Sheila, around 30, still cute and only a little slack and nubile and fair-skinned, always broke and looking for a job but picky about taking one, says, “I remember El Nino. It rained so hard every day we got washed out of our house. We got evacuated and had to go live with my aunt in Atascadero.”
“I’ll tell yah one thing,” Eugene says, holding up his empty mug and glancing down at Walt. “There’s no rush like hookin’ a 30-pound tuna and fightin’ that son-of-a-bitch. He’ll come right out of the water and half onto yer boat and look yah right in the eyeball and let yah know it’s gonna be hell t’ pay. He’ll tear you apart.”
Walt grunts, “Ye, yeh.”
“You still down at Virgil’s Landing takin’ out shit-ass tourists?” Monk asks Eugene.
“Oh, yeh.”
“Whyn’t yah come out with me and do some real work and make some real bank, Eugene? I’m about fed up to the gills with One-Trip Dick and Weasel Frazier and his so-called shot-off dick in Veet Namb. Been lookin’ for both of ‘em for two days now. I can’t pay ‘em more than half their wages or I won’t see ‘em ‘til they’re broke or in jail.”
“I’m doin’ okay at the Landing, Rafe. Make decent tips baiting up the tourists. Plus, I score a lady time to time.”
“Suit yerself.”
“I hear El Nino’s bobbing on the equator and takes up half the continent, a third of the world’s oceans,” Maggie states gravely. “It’s like this huge monster jelly fish of hot gas, just comin’ at us!”
“I think we’re gonna get washed out,” Sheila says. She loves drama. She had a relationship with this maggot Jerome who sat in with certain weekend bands as some sort of guitarist, and tried to get on here as a bartender before I sabotaged his chances with the owner.

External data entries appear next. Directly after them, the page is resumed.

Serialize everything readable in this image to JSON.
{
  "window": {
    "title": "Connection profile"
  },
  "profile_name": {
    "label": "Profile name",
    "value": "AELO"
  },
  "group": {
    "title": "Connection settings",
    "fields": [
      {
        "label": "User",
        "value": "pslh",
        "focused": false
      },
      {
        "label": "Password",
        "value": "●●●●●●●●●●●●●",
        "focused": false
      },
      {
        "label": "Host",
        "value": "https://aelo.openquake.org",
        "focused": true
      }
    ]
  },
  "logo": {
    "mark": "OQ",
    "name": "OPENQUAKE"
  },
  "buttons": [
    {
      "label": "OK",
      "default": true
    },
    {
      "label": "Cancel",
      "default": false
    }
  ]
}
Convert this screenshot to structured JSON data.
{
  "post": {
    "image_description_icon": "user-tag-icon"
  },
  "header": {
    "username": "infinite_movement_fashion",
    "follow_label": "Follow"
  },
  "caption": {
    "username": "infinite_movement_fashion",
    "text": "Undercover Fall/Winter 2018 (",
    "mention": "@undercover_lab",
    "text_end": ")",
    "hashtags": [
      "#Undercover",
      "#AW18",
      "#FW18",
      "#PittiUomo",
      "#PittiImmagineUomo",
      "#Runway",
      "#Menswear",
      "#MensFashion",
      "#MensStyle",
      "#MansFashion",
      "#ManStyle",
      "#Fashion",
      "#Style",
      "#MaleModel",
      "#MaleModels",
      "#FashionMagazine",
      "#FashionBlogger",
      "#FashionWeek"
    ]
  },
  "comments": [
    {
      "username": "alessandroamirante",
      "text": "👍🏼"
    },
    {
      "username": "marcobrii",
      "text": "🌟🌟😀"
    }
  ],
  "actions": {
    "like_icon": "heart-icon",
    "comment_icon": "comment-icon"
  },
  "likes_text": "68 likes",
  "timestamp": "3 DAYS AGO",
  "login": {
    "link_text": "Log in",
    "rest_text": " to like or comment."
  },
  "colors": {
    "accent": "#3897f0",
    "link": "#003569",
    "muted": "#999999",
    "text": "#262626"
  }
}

He dealt drugs, was one minute deeply in love with Sheila and the next acting the playboy, so she broke up with him and paraded this dullard named Eric in front of him, reportedly the first guy Sheila dated in ages with a real job. This dork never experienced a woman devour him like Sheila, and when Jerome got jealous and wooed her back, this dork went berserk and broke into the pad Sheila and Jerome shared and beat Jerome up and set his long precious hair on fire, and disappeared from Morro Bay.
The whole ordeal was on the TV news, with Sheila putting on a good show of emotion. “I hope I don’t hafta go back to Atascadero. They only got two bars and thirty-six churches…borrr-ing!”
I keep mixing drinks and pushing Keno cards and emptying ash trays and mopping down the bar.
“And the waves!” exclaims Estelle, in awe. “They’ll be like…tidal waves.”
“Tsunamis,” Stone corrects dryly.
“They’ll wash all our itty-bitty houses off the beach. If it floods Cayucos in ’83, how’s it gonna be if it’s three times as worse?
“What I hear is it’s five times as worse,” Eugene says. “It’ll be so rough at sea, nobody’ll try and fish.”
“Who gives a shit?” Walt says. “Christ, I survived worse. It’s only a goddamn storm.”
“You got that right,” Eugene agrees. Then he turns to Rafe beside him. “Hey, Rafe, I hear Joe Farraday’s lookin’ for work as a deckhand. Maybe you can hire him.”
“I wouldn’t hire that lazy lowlife piece of shit if he was the last beggar on the goddamn pier. I already fired his ass ten times and he still owes me fifty bucks.”
“All right. Gotcha. Just tryna help is all.”
“We had three feet of water on our house,” Sheila is telling Estelle and Maggie, who sort of look after her, though Maggie, unlike Estelle, will not loan her money or put her up for the night and castigates Estelle for doing so. Sheila, after more ups and downs with the maggot Jerome, actually married a Mexican with three jobs and ran off to Las Vegas and returned a year later skinny and emaciated. “Everything I owned was ruined or destroyed. I had to start over.”
“I hope it’s not like what you see on TV when them rivers overflow, like the Mississippi,” Estelle says. “All them little doggies and kitties on rooftops and volunteers saving the poor, scared little things, and everybody’s house underwater and all their treasures ruined. That’s so sad.” Almost in tears, she holds up her empty shot glass and I fill it with her usual—cinnamon schnapps. I pat her hand. “Wouldn’t it be terrible of it happened to us? It always happens to them, but I don’t want it to happen to us, because we’re all friends and we love each other.”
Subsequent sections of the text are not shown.